Give us an overview of the upswing in giving to the arts.

Orchestras have emerged from the economic downturn of 2008 extraordinarily well, many stronger. It is true that some organizations are in trouble and we have to assist them with a positive message. There will always be challenges, but the question is what is the trend, and the trend is very clearly up.

Here is review of successes this year:

  • The Arizona Opera exceeded its fundraising goal.

  • The Buffalo Philharmonic saw record ticket sales and subscription revenues for the 3rd consecutive year.

  • The Charlotte Symphony just received a 2 million dollar gift.

  • The Cincinnati Symphony raised over 26 million dollars for their endowment and signed an innovative labor contract that adds 14 musicians to the roster.

  • The Dallas Symphony just received a 5 million dollar gift.

  • The Detroit Symphony raised 1.4 million dollars in one evening.

  • The Houston Grand Opera exceeded its fundraising goal by raising nearly 173 million dollars.

  • The Houston Symphony received the largest gift in a decade of 5 million dollars.

  • The Memphis Symphony just received a 1 million dollar gift to fund its education project.

  • The Omaha Symphony saw record attendance.

  • The Oregon Symphony set new records for ticket sales and contributions and raised $700,000 at their gala. This was double what they’d raised before. They have a new general director and when asked how he did it, his answer was, “We asked for more”.

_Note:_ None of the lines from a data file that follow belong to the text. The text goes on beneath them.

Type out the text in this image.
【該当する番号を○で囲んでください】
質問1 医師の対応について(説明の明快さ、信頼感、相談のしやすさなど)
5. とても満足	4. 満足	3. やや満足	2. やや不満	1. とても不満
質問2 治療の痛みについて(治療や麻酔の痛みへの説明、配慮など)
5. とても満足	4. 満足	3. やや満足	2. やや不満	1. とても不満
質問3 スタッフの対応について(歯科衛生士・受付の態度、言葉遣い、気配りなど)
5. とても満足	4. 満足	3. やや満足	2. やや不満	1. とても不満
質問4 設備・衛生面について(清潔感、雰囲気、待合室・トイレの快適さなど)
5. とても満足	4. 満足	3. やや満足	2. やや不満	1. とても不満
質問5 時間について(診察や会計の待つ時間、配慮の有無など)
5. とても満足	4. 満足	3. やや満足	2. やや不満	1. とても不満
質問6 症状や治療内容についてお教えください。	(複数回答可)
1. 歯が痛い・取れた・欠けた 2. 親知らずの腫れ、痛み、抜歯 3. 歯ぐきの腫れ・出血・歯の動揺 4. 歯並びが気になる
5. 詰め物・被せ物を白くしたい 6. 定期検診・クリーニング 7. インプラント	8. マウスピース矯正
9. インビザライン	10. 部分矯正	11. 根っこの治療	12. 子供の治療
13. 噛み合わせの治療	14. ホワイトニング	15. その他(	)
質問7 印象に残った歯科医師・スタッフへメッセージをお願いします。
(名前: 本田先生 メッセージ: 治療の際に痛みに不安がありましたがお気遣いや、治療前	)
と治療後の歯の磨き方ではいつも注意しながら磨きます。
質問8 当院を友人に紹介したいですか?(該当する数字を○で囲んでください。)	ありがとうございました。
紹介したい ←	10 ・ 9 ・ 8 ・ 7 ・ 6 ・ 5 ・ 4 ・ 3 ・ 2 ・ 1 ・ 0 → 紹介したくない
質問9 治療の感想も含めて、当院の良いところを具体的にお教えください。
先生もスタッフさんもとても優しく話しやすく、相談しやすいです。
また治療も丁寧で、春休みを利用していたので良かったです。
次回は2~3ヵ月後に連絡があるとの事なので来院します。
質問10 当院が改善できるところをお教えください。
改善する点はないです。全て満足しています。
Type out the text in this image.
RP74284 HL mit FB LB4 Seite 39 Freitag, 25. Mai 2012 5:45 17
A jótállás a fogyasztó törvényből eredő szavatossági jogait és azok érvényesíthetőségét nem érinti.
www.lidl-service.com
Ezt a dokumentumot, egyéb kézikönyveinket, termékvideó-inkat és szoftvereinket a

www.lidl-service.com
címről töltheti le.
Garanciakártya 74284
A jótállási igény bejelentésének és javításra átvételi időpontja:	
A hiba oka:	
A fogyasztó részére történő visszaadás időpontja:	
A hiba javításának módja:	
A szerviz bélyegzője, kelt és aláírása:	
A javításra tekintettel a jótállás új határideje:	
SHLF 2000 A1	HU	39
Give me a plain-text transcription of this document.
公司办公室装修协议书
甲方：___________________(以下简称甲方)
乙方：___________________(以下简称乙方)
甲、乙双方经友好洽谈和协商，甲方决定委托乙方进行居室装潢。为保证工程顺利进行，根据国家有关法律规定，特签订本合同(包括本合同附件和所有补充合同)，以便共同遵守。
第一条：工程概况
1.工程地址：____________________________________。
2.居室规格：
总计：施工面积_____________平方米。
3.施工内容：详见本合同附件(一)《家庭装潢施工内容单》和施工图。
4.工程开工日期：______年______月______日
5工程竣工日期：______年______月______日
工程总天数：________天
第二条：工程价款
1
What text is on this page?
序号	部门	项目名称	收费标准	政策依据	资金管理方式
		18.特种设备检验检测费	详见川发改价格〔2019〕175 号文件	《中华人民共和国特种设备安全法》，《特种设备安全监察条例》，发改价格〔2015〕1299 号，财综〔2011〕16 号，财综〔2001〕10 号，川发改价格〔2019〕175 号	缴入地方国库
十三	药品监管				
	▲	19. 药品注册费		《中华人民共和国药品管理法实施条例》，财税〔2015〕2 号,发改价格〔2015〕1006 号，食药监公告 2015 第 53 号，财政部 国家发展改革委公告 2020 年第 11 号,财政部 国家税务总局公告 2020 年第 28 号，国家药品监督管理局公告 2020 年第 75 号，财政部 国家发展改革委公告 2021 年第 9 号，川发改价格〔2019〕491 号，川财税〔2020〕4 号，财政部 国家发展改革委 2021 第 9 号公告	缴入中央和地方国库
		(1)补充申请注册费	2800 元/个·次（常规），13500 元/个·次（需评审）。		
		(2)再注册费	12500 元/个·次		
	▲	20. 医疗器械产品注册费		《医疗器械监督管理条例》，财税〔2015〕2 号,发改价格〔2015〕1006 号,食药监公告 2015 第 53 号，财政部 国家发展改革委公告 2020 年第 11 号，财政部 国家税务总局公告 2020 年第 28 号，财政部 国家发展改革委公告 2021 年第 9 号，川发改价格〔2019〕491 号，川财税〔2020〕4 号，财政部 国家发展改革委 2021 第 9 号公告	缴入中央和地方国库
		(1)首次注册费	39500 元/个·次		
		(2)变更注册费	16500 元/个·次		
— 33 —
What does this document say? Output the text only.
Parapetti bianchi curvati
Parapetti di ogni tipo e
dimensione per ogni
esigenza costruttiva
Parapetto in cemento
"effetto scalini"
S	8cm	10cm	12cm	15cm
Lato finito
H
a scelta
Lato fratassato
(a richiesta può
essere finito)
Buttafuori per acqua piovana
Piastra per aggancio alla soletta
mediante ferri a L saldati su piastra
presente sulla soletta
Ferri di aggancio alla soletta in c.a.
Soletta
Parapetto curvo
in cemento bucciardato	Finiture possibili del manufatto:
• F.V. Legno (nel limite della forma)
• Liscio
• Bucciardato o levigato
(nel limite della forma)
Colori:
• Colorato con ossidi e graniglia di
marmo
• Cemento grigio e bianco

  • The Pacific Symphony raised 1.6 million dollars in one night.

  • The Richmond Symphony got a million dollar gift to finance their outdoor concerts. Rochester Philharmonic reported a 19% increase in single ticket sales.

  • The Saint Louis Symphony just received a 10 million dollar gift.

  • The St. Paul Chamber Orchestra saw it’s highest attendance in 20 years.

  • About this time last year, the San Diego Opera was written off by management and press as dead. This year they put on a season, supported by the community and finished in the black and received a 1.5 million dollar gift.